De là à dire que la crise est effacée, comme le ministre de l'Economie? "On ne peut pas aller jusque-là. Bien sûr, l'économie française a retrouvé son niveau d'avant-crise, on est 0,9% au-dessus. Mais on n'a pas effacé le choc, on a appris à rebondir, et on voit que l'économie doit apprendre à vivre avec les déséquilibres globaux que le choc a engendrés, l'inflation et les perturbations des chaînes de production", ajoute-t-elle.
Sur 2021, le PIB reste ainsi "1,6 % en deçà de son niveau moyen en 2019", précise l'Insee.
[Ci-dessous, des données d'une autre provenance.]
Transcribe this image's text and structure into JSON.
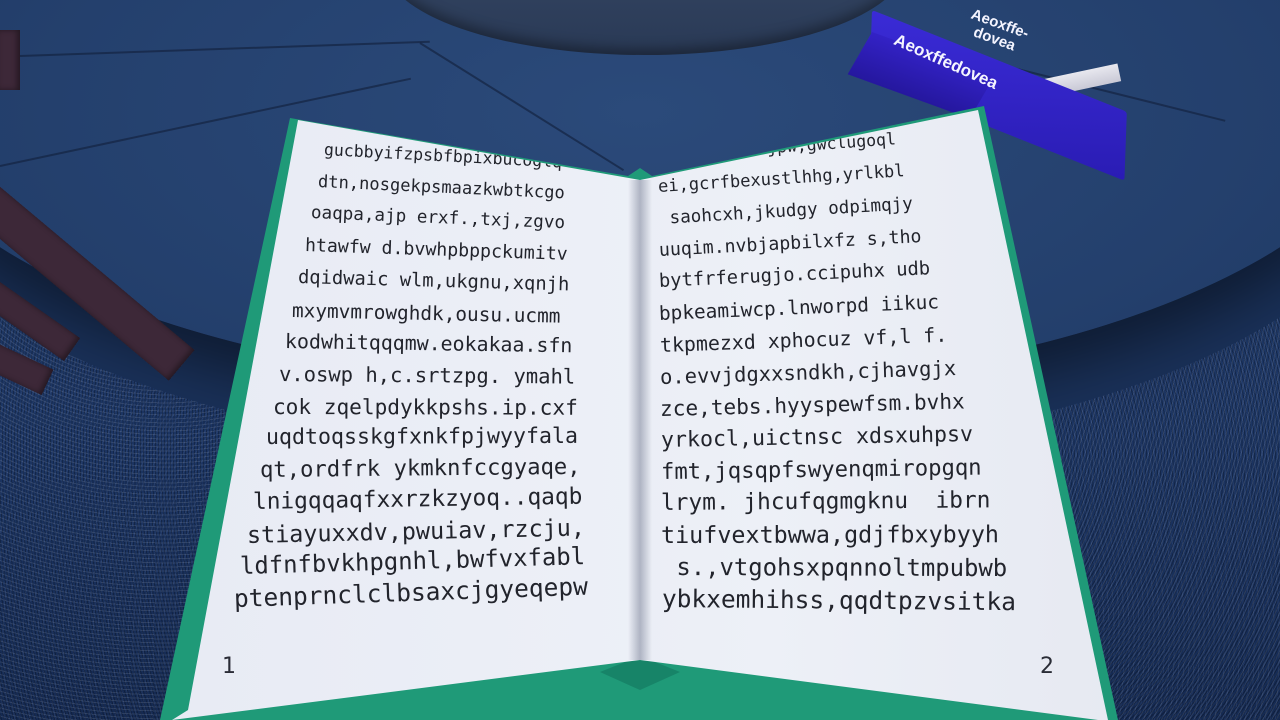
{
  "closed_book": {
    "title_cover": "Aeoxffe-\ndovea",
    "title_spine": "Aeoxffedovea",
    "cover_color": "#3a2bd6"
  },
  "open_book": {
    "cover_color": "#1f9a78",
    "left_page": {
      "number": "1",
      "lines": [
        "gucbbyifzpsbfbpixbucoglq",
        "dtn,nosgekpsmaazkwbtkcgo",
        "oaqpa,ajp erxf.,txj,zgvo",
        "htawfw d.bvwhpbppckumitv",
        "dqidwaic wlm,ukgnu,xqnjh",
        "mxymvmrowghdk,ousu.ucmm",
        "kodwhitqqqmw.eokakaa.sfn",
        "v.oswp h,c.srtzpg. ymahl",
        "cok zqelpdykkpshs.ip.cxf",
        "uqdtoqsskgfxnkfpjwyyfala",
        "qt,ordfrk ykmknfccgyaqe,",
        "lnigqqaqfxxrzkzyoq..qaqb",
        "stiayuxxdv,pwuiav,rzcju,",
        "ldfnfbvkhpgnhl,bwfvxfabl",
        "ptenprnclclbsaxcjgyeqepw"
      ]
    },
    "right_page": {
      "number": "2",
      "lines": [
        "uklfabcx.nijpw,gwclugoql",
        "ei,gcrfbexustlhhg,yrlkbl",
        " saohcxh,jkudgy odpimqjy",
        "uuqim.nvbjapbilxfz s,tho",
        "bytfrferugjo.ccipuhx udb",
        "bpkeamiwcp.lnworpd iikuc",
        "tkpmezxd xphocuz vf,l f.",
        "o.evvjdgxxsndkh,cjhavgjx",
        "zce,tebs.hyyspewfsm.bvhx",
        "yrkocl,uictnsc xdsxuhpsv",
        "fmt,jqsqpfswyenqmiropgqn",
        "lrym. jhcufqgmgknu  ibrn",
        "tiufvextbwwa,gdjfbxybyyh",
        " s.,vtgohsxpqnnoltmpubwb",
        "ybkxemhihss,qqdtpzvsitka"
      ]
    }
  }
}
Certains secteurs, comme le tourisme, les transports ou l'hôtellerie-restauration sont restés pénalisés par les restrictions.
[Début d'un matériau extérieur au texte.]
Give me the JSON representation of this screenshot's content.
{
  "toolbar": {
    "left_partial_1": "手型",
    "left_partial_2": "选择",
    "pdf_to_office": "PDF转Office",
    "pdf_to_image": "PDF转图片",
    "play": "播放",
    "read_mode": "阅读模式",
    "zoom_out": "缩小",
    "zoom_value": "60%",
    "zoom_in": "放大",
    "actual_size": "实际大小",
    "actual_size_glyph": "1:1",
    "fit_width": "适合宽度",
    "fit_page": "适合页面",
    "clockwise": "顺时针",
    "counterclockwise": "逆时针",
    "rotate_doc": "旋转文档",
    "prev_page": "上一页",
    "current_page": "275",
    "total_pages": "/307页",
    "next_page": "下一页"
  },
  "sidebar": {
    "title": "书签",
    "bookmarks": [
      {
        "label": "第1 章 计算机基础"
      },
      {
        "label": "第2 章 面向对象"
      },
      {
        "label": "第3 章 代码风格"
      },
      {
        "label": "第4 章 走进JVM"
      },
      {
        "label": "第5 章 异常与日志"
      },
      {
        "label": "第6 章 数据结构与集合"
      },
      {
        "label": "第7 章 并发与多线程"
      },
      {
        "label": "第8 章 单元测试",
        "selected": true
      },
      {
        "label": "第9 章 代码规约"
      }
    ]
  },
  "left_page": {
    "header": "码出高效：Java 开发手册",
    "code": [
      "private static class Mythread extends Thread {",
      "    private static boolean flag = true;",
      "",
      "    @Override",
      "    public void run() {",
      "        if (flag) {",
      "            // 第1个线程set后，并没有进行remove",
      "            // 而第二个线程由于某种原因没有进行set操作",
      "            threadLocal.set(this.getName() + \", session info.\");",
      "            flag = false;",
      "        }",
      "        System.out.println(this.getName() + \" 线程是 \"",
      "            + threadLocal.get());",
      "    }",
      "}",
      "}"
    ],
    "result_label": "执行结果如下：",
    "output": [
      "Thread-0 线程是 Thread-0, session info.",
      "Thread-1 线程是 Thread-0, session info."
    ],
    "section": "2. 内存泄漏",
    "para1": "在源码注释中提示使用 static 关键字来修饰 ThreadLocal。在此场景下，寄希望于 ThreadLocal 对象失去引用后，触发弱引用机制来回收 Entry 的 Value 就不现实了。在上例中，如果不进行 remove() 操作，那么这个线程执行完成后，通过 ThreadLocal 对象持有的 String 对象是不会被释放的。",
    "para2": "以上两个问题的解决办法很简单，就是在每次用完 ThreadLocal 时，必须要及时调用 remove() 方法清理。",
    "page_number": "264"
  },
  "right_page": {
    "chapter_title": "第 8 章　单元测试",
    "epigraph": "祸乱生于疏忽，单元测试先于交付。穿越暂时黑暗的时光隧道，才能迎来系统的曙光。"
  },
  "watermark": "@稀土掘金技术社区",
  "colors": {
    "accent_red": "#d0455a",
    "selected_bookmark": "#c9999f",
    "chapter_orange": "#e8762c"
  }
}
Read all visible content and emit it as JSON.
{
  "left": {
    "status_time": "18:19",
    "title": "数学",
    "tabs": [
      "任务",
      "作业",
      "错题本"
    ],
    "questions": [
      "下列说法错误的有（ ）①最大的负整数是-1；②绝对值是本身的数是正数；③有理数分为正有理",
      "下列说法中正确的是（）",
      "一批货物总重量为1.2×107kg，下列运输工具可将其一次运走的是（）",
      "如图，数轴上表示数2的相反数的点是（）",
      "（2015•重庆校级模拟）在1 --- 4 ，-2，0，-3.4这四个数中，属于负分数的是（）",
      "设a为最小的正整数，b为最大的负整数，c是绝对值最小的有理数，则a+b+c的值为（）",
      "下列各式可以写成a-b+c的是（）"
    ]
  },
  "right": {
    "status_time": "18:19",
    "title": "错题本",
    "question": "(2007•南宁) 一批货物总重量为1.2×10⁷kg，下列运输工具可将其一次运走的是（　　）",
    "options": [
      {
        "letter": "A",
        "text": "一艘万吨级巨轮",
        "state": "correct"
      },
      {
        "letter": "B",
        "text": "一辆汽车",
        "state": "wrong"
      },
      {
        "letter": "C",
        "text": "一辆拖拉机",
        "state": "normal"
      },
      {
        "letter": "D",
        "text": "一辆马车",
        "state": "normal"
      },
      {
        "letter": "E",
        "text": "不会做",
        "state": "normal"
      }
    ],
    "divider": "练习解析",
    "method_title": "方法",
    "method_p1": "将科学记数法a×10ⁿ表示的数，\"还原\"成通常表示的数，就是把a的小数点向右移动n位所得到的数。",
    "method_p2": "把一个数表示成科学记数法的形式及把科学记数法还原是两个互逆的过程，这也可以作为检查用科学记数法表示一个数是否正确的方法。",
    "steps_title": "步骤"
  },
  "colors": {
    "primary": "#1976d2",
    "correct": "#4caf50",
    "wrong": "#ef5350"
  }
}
"La crise n’est pas encore absorbée", résume donc Philippe Waechter chef économiste chez Ostrum Asset management, soulignant dans une note que pour combler l'écart avec le rythme de croissance d'avant-crise, il faudrait une croissance de 5% en 2022.
- Inflation et pouvoir d'achat -
La consommation des ménages n'a ainsi renoué avec son niveau d'avant-crise qu'à la toute fin de l'année. "La reprise a surtout été tirée par les dépenses publiques et l'investissement, ce dernier étant aussi lié aux aides de l'Etat comme les prêts garantis et le fonds de solidarité", estime Selin Ozyurt, économiste chez Euler Hermes.
Pour 2022, le gouvernement table sur une croissance de 4%, quand la Banque de France prévoit 3,6%.
C'était avant que la vague Omicron ne frappe le pays, mais le gouvernement se veut optimiste: "Je ne redoute pas les effets d'Omicron" sur la croissance, avait assuré Bruno Le Maire mercredi.
"L'effet d'Omicron sera limité", abonde Selin Ozyurt, l'absentéisme et la désorganisation du travail que le variant engendre pouvant "se rattraper si la vague n'est pas trop longue".
L'autre risque majeur pour l'économie reste l'inflation, à 2,8% sur un an en décembre, poussée par l'énergie. Elle pourrait peser sur le pouvoir d'achat des ménages, freiner leur consommation, sans parler du risque social.
Ces dernières semaines l'exécutif a encore déployé plus de 15 milliards d'euros pour en limiter ses effets et le sujet s'impose comme la première préoccupation des Français à moins de trois mois de l'élection présidentielle.
Le député insoumis du Nord Adrien Quatennens a ainsi considéré que "la croissance pour la croissance mérite d’être interrogée", à l'heure où "la France est en situation d’urgence sociale".
Le candidat écologiste à la présidentielle Yannick Jadot a lui pointé une croissance "inégalement répartie" qui "ne profite pas à tout le monde".